Mortgage stress is gripping the country.

Many people, especially those with lower credit scores or incomes, took advantage of low adjustable rate mortgages several years ago to buy their homes. That was fine for people who didn't plan to stay in their homes for long. But those who are not planning to sell are now facing a rate reset -- when their interest rates are adjusted based on current market conditions.

And since the current market conditions are higher than when they bought, it means higher rates and higher monthly payments. And for some people, including many in Northwest Indiana, that could result in foreclosure.

"We're seeing some of the mortgage rates go up, and there are a greater amount of foreclosures," said Scott Swinford, a certified mortgage planning specialist with Hebron-based Trust Financial Inc.

Swinford said one of his clients with an ARM will soon see his interest rise to more than 16 percent. This could mean an additional hundreds of dollars a month, depending on the size of the loan and whether the borrower is paying mortgage insurance.

So what should these people do?

Swinford said homeowners who know their ARM will be adjusting within the next six to 12 months should switch to a fixed mortgage -- one that remains at the same rate for the length of the loan -- even if this means an extra monetary penalty.
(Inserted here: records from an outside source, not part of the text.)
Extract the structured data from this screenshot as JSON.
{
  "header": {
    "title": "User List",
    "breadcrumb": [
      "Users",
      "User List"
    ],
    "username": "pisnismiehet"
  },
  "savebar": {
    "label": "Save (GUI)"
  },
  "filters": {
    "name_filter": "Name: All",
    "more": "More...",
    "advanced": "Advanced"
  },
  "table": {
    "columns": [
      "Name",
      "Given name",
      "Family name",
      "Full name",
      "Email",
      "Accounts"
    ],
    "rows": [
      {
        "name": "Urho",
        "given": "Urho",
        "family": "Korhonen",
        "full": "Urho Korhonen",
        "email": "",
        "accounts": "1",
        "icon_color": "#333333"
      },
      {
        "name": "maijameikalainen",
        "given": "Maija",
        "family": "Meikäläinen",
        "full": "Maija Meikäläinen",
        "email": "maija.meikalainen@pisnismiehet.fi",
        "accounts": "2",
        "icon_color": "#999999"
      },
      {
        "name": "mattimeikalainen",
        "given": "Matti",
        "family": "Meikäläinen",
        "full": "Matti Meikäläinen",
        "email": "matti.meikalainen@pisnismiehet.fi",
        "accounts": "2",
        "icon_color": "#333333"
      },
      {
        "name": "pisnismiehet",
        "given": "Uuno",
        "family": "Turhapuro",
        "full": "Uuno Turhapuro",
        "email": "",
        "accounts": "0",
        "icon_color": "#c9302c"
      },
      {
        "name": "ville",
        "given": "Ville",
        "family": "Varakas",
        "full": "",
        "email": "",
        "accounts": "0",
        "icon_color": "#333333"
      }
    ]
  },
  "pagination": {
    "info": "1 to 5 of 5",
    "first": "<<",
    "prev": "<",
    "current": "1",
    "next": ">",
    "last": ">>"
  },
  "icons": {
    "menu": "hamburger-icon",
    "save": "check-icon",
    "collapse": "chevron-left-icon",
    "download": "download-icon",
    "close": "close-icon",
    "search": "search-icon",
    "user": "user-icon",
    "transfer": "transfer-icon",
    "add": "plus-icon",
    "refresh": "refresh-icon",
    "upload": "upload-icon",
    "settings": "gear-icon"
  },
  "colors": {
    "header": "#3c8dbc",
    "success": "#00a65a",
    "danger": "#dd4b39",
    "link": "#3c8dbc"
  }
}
"Yesterday would be the best day to switch, and today is probably the second best," Swinford said. "Get out of it as soon as you can, because we don't know what's going to happen down the road."

The only time an ARM works is if the buyer is sure he is going to stay in the home for only a few years. Even though fixed rates may come with a larger initial payment, they could be better off in the long run for people who want to stay for about 41â"2 years or longer, Swinford said.

Still, switching from an ARM to a fixed mortgage is pricey, so Jonathan Tasso, marketing manager of American Financial Solutions, recommends that those considering it figure out if they will own the property long enough to recoup the losses. If the homeowner decides this is worthwhile, he should switch to a low fixed rate as soon as it becomes available, Tasso said.

For those who are considering buying a home now, one very important stage that many people skip is to check their credit scores. Credit scores determine the loan you can receive, but unfortunately, about 60 percent are incorrect. In 25 percent of those incorrect cases, the wrong numbers have errors so significant, they prevent those people from getting a mortgage.

There's a free credit report service offered by the government at https://www.annualcreditreport.com.

So check out your credit, then figure out your long-term goals for your home. If you plan to stay there a long time, search around for a low fixed rate income. But if you are only there for a little while, save the money and get the adjustable rate.